While debating some of my new-found wine wisdom over dinner with Robert and Liz, our Tuscan foodie-friends, Robert insisted I watch an incredible film by Jonathan Nossiter called Mondovino. I think I’ve watched it 5-10 times. Get if from your local library, or rent it if you can find it. Brilliant documentary about people in the wine industry, and the trend toward the commoditization of wine – making it the same across the globe so that it sells well, at the cost of regionality. I totally appreciate that some people don’t care. In my opinion, it’s a sign of the times. People are cluelessly detached from what they eat and drink. I will have to write another day about this, as there’s too much to say. But in general – people used to give a shit about food and drink, and the last couple generations have gone and right fucked it up. Wonder bread? Cheez Whiz? Kool Aid? McWhatever, microwaveable dinners? Come on. That’s embarassing.

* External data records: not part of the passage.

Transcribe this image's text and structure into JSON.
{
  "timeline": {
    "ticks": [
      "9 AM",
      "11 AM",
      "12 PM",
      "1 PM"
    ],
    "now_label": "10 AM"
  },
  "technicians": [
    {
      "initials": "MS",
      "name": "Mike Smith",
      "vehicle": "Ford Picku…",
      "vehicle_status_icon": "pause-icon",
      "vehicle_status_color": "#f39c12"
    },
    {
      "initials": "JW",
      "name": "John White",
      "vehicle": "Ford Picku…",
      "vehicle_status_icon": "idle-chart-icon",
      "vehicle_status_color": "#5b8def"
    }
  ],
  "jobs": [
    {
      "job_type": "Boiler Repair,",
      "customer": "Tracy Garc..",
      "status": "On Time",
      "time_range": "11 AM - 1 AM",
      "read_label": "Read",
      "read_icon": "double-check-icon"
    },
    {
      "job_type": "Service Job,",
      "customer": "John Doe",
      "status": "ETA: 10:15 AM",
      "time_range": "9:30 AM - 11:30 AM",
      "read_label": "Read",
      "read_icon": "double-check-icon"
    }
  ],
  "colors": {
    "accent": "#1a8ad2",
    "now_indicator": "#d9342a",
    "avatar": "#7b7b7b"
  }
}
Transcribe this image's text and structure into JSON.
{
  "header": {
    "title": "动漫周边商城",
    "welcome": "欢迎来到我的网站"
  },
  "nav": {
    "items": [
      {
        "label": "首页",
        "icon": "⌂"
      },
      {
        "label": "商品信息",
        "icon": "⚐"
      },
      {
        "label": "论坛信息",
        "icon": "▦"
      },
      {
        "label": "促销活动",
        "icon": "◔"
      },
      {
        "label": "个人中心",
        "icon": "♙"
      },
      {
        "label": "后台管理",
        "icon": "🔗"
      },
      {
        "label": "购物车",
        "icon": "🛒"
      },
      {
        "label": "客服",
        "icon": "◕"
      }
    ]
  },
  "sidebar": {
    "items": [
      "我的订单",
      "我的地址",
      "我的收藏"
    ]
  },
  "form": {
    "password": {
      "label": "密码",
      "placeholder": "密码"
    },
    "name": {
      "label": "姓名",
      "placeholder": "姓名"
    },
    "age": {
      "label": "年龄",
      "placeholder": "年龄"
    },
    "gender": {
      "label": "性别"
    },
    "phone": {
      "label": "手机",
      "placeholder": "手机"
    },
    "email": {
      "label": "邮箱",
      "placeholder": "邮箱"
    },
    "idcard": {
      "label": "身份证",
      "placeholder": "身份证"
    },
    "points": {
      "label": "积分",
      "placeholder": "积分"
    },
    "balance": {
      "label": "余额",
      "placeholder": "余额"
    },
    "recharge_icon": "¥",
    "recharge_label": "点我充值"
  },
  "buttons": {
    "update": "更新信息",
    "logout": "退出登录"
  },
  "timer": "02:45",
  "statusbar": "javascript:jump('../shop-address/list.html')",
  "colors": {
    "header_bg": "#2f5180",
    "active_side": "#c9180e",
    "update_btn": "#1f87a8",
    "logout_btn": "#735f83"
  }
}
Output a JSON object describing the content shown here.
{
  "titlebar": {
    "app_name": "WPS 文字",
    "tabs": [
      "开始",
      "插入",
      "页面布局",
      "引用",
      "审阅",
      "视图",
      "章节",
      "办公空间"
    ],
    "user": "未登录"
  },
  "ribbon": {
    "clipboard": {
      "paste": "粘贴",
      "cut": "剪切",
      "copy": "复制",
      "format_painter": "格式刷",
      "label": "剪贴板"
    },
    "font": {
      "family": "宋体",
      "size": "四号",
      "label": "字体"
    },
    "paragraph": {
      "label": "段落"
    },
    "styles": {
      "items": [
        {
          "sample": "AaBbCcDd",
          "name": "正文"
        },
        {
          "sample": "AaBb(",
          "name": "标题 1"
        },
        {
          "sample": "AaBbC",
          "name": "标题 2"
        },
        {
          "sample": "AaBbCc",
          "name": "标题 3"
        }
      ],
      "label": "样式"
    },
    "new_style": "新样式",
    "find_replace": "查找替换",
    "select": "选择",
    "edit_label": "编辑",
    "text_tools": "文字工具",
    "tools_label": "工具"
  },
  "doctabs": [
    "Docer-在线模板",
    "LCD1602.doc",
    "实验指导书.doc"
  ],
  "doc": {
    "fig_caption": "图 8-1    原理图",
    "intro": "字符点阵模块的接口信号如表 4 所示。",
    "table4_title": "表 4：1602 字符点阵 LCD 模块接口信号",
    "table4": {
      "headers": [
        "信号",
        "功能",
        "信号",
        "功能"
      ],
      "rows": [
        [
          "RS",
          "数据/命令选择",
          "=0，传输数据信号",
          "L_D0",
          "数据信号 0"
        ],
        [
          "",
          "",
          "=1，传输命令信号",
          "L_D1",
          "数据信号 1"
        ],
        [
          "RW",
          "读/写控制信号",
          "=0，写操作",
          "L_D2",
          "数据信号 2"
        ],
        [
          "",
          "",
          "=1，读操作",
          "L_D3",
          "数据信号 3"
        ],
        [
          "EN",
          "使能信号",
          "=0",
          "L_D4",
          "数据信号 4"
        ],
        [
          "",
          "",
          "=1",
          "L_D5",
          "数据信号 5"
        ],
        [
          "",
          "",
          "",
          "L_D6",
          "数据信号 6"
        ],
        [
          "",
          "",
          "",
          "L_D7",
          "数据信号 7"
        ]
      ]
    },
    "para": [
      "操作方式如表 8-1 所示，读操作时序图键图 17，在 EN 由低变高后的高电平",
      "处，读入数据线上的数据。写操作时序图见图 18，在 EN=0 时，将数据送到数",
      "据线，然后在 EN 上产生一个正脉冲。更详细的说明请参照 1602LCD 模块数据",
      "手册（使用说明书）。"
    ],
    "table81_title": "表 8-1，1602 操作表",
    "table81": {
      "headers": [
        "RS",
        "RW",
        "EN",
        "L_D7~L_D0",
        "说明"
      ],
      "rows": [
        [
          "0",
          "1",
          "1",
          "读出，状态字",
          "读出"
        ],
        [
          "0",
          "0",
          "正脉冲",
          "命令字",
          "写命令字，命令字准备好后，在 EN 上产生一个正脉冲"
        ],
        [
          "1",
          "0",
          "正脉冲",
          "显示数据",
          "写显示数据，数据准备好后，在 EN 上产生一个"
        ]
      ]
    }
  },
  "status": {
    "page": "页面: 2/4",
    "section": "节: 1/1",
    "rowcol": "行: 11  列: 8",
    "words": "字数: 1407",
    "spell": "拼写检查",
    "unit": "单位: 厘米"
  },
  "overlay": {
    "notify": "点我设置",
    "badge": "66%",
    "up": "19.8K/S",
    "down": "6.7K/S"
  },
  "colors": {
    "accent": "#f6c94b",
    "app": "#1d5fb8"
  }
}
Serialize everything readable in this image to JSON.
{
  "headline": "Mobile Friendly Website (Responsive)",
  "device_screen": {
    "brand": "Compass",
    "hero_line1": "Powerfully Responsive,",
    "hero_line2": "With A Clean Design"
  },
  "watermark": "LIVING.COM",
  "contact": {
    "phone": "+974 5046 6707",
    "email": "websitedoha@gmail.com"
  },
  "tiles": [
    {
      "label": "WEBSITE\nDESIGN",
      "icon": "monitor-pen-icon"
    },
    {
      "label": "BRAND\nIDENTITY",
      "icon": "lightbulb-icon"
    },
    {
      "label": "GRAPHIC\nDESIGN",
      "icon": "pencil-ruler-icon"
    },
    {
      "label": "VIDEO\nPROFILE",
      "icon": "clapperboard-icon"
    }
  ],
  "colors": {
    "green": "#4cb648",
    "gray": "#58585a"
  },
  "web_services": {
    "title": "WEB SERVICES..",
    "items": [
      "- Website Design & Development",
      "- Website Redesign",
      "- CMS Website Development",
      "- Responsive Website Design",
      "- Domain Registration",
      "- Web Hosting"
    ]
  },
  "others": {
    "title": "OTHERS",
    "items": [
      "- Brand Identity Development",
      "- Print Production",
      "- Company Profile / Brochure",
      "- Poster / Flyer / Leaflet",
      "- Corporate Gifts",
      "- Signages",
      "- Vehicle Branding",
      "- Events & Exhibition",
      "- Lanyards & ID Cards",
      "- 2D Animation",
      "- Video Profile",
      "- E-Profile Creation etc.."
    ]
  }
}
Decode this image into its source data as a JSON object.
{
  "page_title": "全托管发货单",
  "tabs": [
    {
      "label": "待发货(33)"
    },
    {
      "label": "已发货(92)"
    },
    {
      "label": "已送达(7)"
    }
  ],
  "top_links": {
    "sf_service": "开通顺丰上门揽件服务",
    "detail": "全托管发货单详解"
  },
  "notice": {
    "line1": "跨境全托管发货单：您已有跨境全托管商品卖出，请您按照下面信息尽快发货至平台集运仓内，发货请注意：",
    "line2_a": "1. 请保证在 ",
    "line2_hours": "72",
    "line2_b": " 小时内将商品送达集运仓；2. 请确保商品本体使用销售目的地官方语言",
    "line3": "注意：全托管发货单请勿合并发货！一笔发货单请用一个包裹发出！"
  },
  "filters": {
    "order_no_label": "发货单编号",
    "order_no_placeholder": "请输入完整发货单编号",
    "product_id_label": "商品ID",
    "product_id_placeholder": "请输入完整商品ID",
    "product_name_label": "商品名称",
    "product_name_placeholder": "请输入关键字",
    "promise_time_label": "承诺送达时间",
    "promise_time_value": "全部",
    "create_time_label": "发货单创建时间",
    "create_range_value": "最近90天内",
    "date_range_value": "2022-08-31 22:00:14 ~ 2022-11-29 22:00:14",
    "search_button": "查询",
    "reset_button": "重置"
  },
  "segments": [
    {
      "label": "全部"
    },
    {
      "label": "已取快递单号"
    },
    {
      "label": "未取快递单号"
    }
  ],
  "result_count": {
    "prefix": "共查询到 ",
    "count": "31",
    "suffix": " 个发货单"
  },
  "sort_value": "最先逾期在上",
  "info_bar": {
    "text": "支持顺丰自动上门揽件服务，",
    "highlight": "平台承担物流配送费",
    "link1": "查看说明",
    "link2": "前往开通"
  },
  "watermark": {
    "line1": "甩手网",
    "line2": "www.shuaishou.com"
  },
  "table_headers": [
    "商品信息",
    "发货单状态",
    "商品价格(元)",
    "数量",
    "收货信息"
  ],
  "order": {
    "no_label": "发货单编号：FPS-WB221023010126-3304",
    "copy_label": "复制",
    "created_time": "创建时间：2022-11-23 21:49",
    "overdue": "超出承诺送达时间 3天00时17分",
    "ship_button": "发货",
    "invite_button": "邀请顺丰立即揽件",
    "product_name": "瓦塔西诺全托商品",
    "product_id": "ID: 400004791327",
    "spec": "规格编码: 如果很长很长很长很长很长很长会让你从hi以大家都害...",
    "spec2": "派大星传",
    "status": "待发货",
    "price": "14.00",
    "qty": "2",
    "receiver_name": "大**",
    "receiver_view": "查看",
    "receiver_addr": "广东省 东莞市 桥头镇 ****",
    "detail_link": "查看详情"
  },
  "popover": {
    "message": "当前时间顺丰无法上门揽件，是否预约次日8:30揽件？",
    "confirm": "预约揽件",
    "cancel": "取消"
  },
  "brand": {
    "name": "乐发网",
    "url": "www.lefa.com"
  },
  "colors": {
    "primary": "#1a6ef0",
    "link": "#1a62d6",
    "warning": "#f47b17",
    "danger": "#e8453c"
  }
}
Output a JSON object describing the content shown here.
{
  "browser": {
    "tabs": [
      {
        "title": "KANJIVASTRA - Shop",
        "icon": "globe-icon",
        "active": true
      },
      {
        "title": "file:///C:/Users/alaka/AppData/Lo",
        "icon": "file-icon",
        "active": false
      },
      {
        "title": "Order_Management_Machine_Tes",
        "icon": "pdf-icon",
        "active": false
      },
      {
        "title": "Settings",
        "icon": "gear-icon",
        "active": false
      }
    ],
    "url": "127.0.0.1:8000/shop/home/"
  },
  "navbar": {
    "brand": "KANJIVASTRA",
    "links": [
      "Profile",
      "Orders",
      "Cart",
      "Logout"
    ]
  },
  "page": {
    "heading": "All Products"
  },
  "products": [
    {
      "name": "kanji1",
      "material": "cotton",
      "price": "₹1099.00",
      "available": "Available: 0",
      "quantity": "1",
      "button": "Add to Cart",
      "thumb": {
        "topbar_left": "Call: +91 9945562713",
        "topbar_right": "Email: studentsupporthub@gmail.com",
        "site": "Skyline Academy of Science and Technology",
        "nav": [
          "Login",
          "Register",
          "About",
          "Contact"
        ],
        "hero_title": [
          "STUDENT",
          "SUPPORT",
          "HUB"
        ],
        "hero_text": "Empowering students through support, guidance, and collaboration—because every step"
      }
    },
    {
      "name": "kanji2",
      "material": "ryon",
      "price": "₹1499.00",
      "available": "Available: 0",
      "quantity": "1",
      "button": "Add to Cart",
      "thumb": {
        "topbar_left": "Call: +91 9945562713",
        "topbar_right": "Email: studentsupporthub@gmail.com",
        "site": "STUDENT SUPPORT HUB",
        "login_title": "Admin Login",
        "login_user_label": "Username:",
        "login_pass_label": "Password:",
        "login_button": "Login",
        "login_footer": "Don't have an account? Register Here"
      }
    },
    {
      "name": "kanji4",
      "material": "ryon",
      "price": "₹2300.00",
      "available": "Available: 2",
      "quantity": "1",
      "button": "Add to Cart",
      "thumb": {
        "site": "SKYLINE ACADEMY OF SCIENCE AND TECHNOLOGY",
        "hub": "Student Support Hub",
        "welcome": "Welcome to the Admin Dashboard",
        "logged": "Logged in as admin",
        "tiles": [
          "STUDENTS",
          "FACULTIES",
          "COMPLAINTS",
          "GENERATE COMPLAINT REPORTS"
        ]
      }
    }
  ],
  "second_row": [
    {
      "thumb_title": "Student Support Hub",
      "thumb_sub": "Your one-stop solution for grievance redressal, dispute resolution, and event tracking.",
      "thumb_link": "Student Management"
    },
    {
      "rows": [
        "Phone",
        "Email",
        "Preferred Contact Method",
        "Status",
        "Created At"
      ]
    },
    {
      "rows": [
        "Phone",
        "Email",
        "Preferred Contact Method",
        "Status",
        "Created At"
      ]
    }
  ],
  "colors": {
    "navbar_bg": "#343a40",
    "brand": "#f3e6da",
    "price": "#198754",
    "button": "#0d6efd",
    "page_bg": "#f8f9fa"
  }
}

Onward. About wine, right? Right. My conclusion will suck, because trying to come to a conclusion about wine is not dissimilar from trying to conclude about religion. Understanding is a life-long journey. Blasphemy? Isn’t wine the blood of Christ? I hope to post more about wine in the future, but for now, go get a copy of Mondovino, and care a bit more about what you’re drinking and the people making it.